For the past several days, I've been working on getting a VPN working for my little cluster. There are several different options available for Windows Server. It didn't take too long to get PPTP working, which I would consider the base level. I'd prefer not to try to implement L2TP, as that would require installing client certificates on all systems, which is annoying.

As a result, I've been spending the past several days trying to get SSTP working instead, which looks pretty straightforward on paper. Unfortunately, there are all too many problems you can stumble across, and the one I've been fighting for a while has been error 0x80092013 (which lots of other people also seem to fight with). What's depressing is that Windows offers almost no logging, so I've been slowly working through all the issues, but I've now hit a dead end.

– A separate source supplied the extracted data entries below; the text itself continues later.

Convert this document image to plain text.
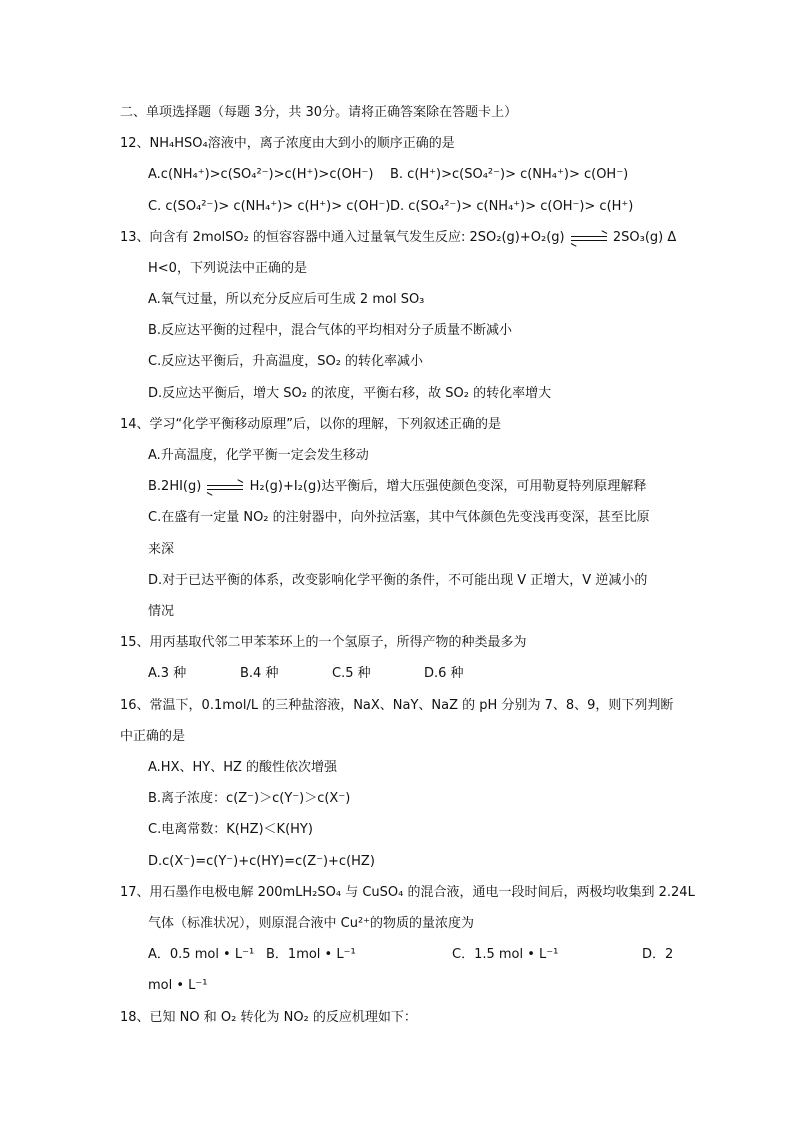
二、单项选择题（每题 3分，共 30分。请将正确答案除在答题卡上）
12、NH₄HSO₄溶液中，离子浓度由大到小的顺序正确的是
A.c(NH₄⁺)>c(SO₄²⁻)>c(H⁺)>c(OH⁻) B. c(H⁺)>c(SO₄²⁻)> c(NH₄⁺)> c(OH⁻)
C. c(SO₄²⁻)> c(NH₄⁺)> c(H⁺)> c(OH⁻) D. c(SO₄²⁻)> c(NH₄⁺)> c(OH⁻)> c(H⁺)
13、向含有 2molSO₂ 的恒容容器中通入过量氧气发生反应: 2SO₂(g)+O₂(g)	2SO₃(g) Δ
H<0，下列说法中正确的是
A.氧气过量，所以充分反应后可生成 2 mol SO₃
B.反应达平衡的过程中，混合气体的平均相对分子质量不断减小
C.反应达平衡后，升高温度，SO₂ 的转化率减小
D.反应达平衡后，增大 SO₂ 的浓度，平衡右移，故 SO₂ 的转化率增大
14、学习“化学平衡移动原理”后，以你的理解，下列叙述正确的是
A.升高温度，化学平衡一定会发生移动
B.2HI(g)	H₂(g)+I₂(g)达平衡后，增大压强使颜色变深，可用勒夏特列原理解释
C.在盛有一定量 NO₂ 的注射器中，向外拉活塞，其中气体颜色先变浅再变深，甚至比原
来深
D.对于已达平衡的体系，改变影响化学平衡的条件，不可能出现 V 正增大，V 逆减小的
情况
15、用丙基取代邻二甲苯苯环上的一个氢原子，所得产物的种类最多为
A.3 种	B.4 种	C.5 种	D.6 种
16、常温下，0.1mol/L 的三种盐溶液，NaX、NaY、NaZ 的 pH 分别为 7、8、9，则下列判断
中正确的是
A.HX、HY、HZ 的酸性依次增强
B.离子浓度：c(Z⁻)＞c(Y⁻)＞c(X⁻)
C.电离常数：K(HZ)＜K(HY)
D.c(X⁻)=c(Y⁻)+c(HY)=c(Z⁻)+c(HZ)
17、用石墨作电极电解 200mLH₂SO₄ 与 CuSO₄ 的混合液，通电一段时间后，两极均收集到 2.24L
气体（标准状况），则原混合液中 Cu²⁺的物质的量浓度为
A．0.5 mol • L⁻¹ B．1mol • L⁻¹	C．1.5 mol • L⁻¹	D．2
mol • L⁻¹
18、已知 NO 和 O₂ 转化为 NO₂ 的反应机理如下：
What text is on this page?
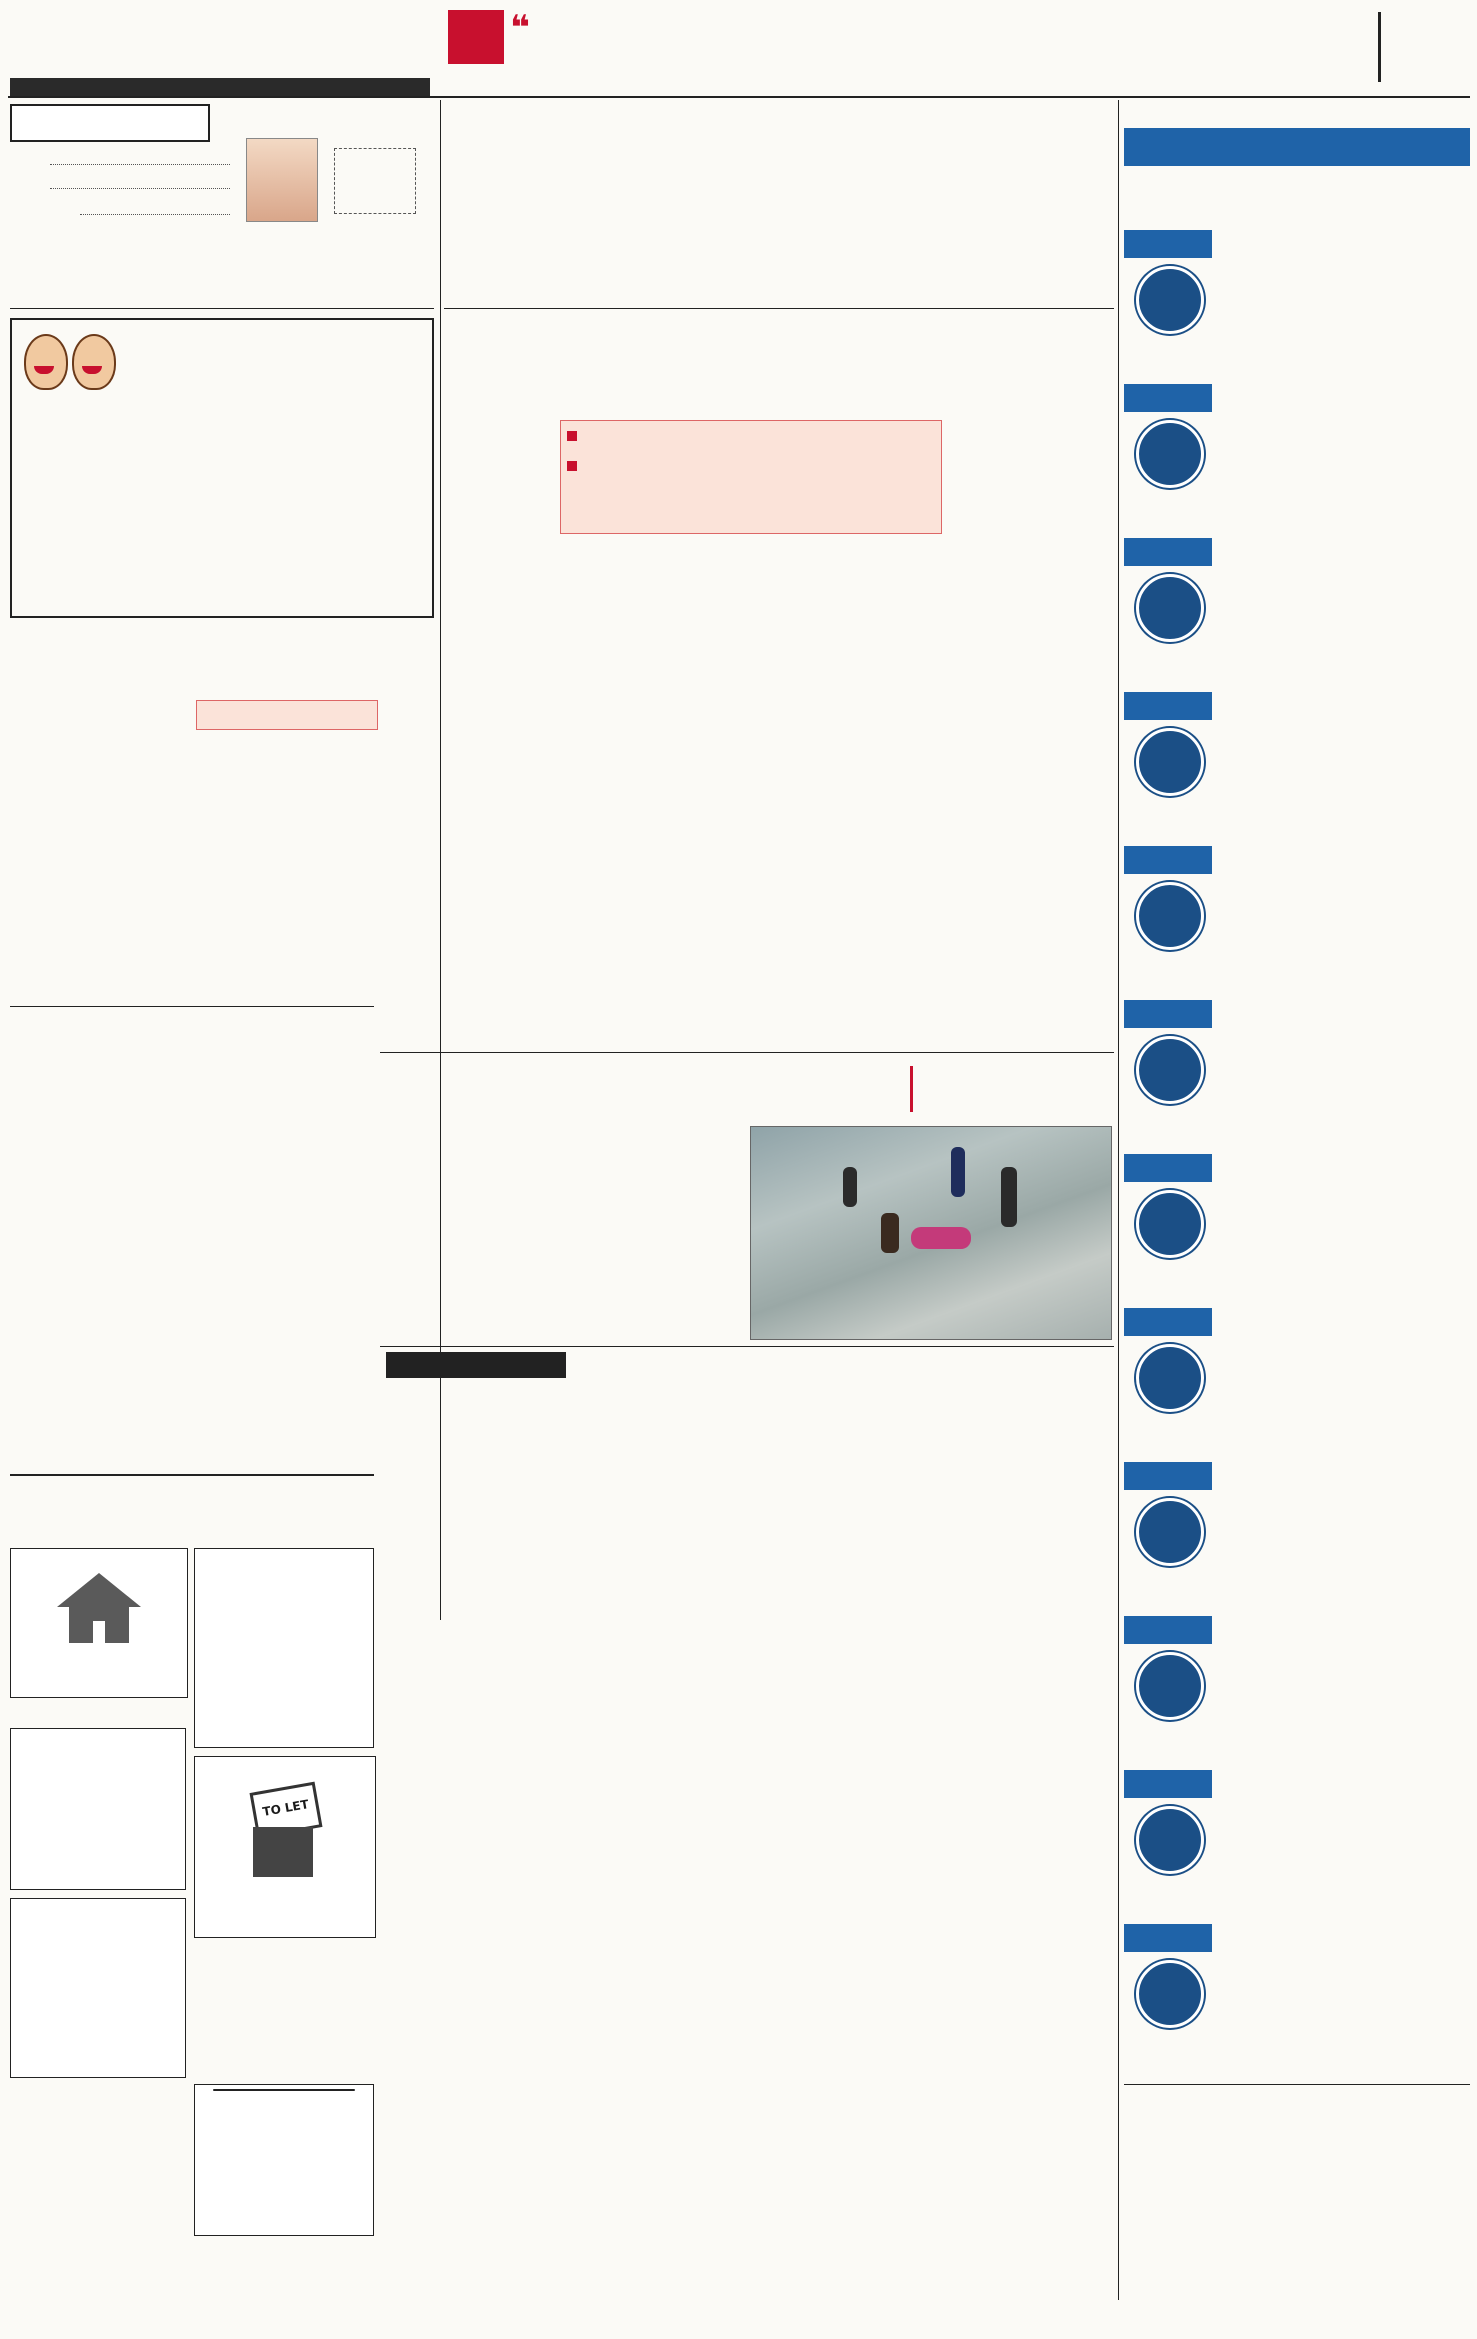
❝
TO LET
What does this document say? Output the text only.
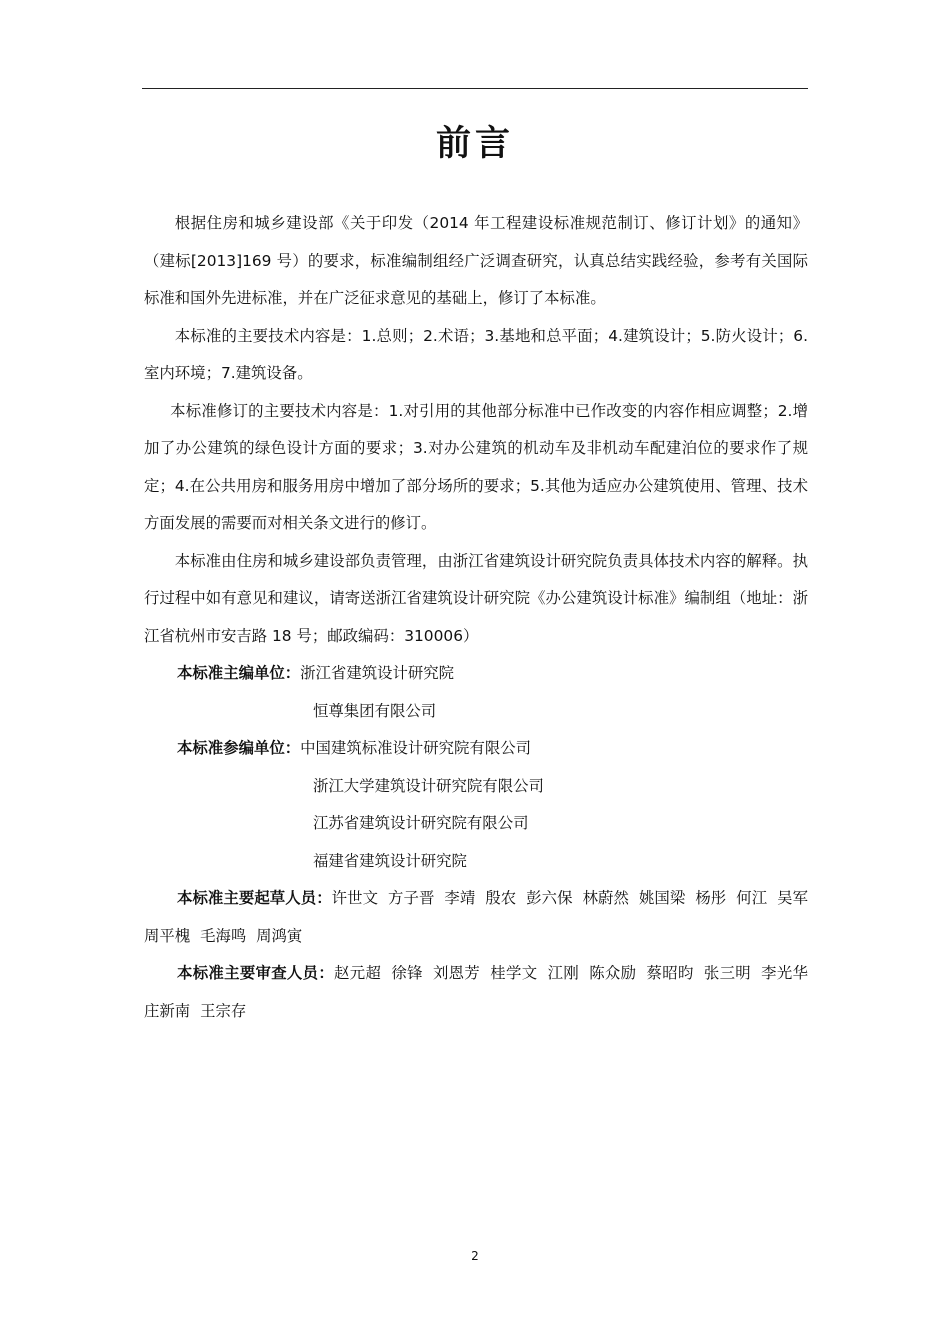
前言

根据住房和城乡建设部《关于印发（2014 年工程建设标准规范制订、修订计划》的通知》（建标[2013]169 号）的要求，标准编制组经广泛调查研究，认真总结实践经验，参考有关国际标准和国外先进标准，并在广泛征求意见的基础上，修订了本标准。

本标准的主要技术内容是：1.总则；2.术语；3.基地和总平面；4.建筑设计；5.防火设计；6.室内环境；7.建筑设备。

本标准修订的主要技术内容是：1.对引用的其他部分标准中已作改变的内容作相应调整；2.增加了办公建筑的绿色设计方面的要求；3.对办公建筑的机动车及非机动车配建泊位的要求作了规定；4.在公共用房和服务用房中增加了部分场所的要求；5.其他为适应办公建筑使用、管理、技术方面发展的需要而对相关条文进行的修订。

本标准由住房和城乡建设部负责管理，由浙江省建筑设计研究院负责具体技术内容的解释。执行过程中如有意见和建议，请寄送浙江省建筑设计研究院《办公建筑设计标准》编制组（地址：浙江省杭州市安吉路 18 号；邮政编码：310006）

本标准主编单位： 浙江省建筑设计研究院
恒尊集团有限公司
本标准参编单位： 中国建筑标准设计研究院有限公司
浙江大学建筑设计研究院有限公司
江苏省建筑设计研究院有限公司
福建省建筑设计研究院

本标准主要起草人员：许世文 方子晋 李靖 殷农 彭六保 林蔚然 姚国梁 杨彤 何江 吴军 周平槐 毛海鸣 周鸿寅

本标准主要审查人员：赵元超 徐锋 刘恩芳 桂学文 江刚 陈众励 蔡昭昀 张三明 李光华 庄新南 王宗存

2
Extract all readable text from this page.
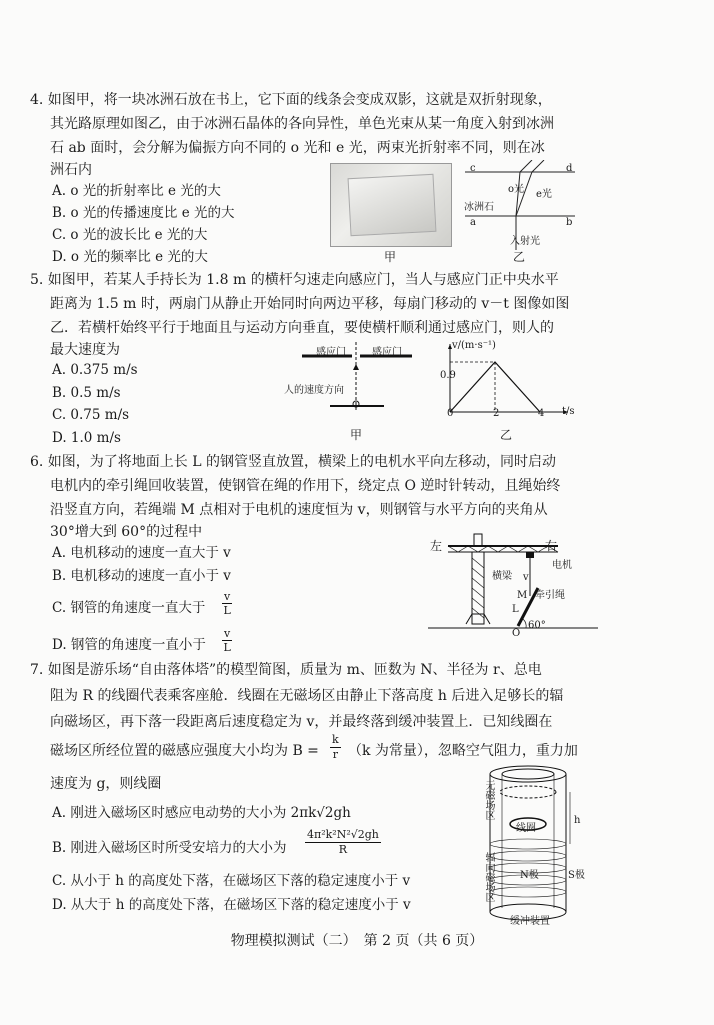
4. 如图甲，将一块冰洲石放在书上，它下面的线条会变成双影，这就是双折射现象，
其光路原理如图乙，由于冰洲石晶体的各向异性，单色光束从某一角度入射到冰洲
石 ab 面时，会分解为偏振方向不同的 o 光和 e 光，两束光折射率不同，则在冰
洲石内
A. o 光的折射率比 e 光的大
B. o 光的传播速度比 e 光的大
C. o 光的波长比 e 光的大
D. o 光的频率比 e 光的大	甲
c	d
a	b
o光 e光
冰洲石
入射光
乙
5. 如图甲，若某人手持长为 1.8 m 的横杆匀速走向感应门，当人与感应门正中央水平
距离为 1.5 m 时，两扇门从静止开始同时向两边平移，每扇门移动的 v－t 图像如图
乙．若横杆始终平行于地面且与运动方向垂直，要使横杆顺利通过感应门，则人的
最大速度为
A. 0.375 m/s
B. 0.5 m/s
C. 0.75 m/s
D. 1.0 m/s
感应门	感应门
人的速度方向
甲
v/(m·s⁻¹)
0.9
0	2	4 t/s
乙
6. 如图，为了将地面上长 L 的钢管竖直放置，横梁上的电机水平向左移动，同时启动
电机内的牵引绳回收装置，使钢管在绳的作用下，绕定点 O 逆时针转动，且绳始终
沿竖直方向，若绳端 M 点相对于电机的速度恒为 v，则钢管与水平方向的夹角从
30°增大到 60°的过程中
A. 电机移动的速度一直大于 v
B. 电机移动的速度一直小于 v
C. 钢管的角速度一直大于
v
L
D. 钢管的角速度一直小于
v
L
左	右
电机
横梁
牵引绳
v
M
L
O
60°
7. 如图是游乐场“自由落体塔”的模型简图，质量为 m、匝数为 N、半径为 r、总电
阻为 R 的线圈代表乘客座舱．线圈在无磁场区由静止下落高度 h 后进入足够长的辐
向磁场区，再下落一段距离后速度稳定为 v，并最终落到缓冲装置上．已知线圈在
磁场区所经位置的磁感应强度大小均为 B =
k
r （k 为常量），忽略空气阻力，重力加
速度为 g，则线圈
A. 刚进入磁场区时感应电动势的大小为 2πk√2gh
B. 刚进入磁场区时所受安培力的大小为
4π²k²N²√2gh
R
C. 从小于 h 的高度处下落，在磁场区下落的稳定速度小于 v
D. 从大于 h 的高度处下落，在磁场区下落的稳定速度小于 v
无磁场区
线圈
h
辐向磁场区	N极	S极
缓冲装置
物理模拟测试（二）　第 2 页（共 6 页）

• The CDP and DeltaCRL locations now refer only to externally-accessible locations (verified via Enterprise PKI).
• The certificate's CRL distribution point is externally-accessible.
• The domain CA certificate is installed on the VPN client.
• IIS double-escaping has been enabled.

Disabling the CRL check does let SSTP work (which means that this is strictly a CDP issue), but that's far from ideal. What's particularly frustrating is, as I mentioned previously, there are several different places where this could be breaking, and Windows is being very opaque as to where. For example, the IIS server logs don't show any download attempts of the CRL or delta CRLs.

On the other hand, this isn't something I want to sink too much more time into, however, especially when I have several other things to work on.... I'll probably come back later to work with it more.

Edit: Predictably, I end up fixing this because I found I couldn't log in via SSTP any longer. As it turns out, it's pretty easy to have IIS SSL settings clobber your SSTP port binding (really?), so Microsoft has a knowledge base article on how to fix that. I ended up disabling the Default Web Site (largely to remove contention for the 0.0.0.0:443 binding, as I'll be using SNI for my SSL sites), which ended up fixing the CDP issue as well.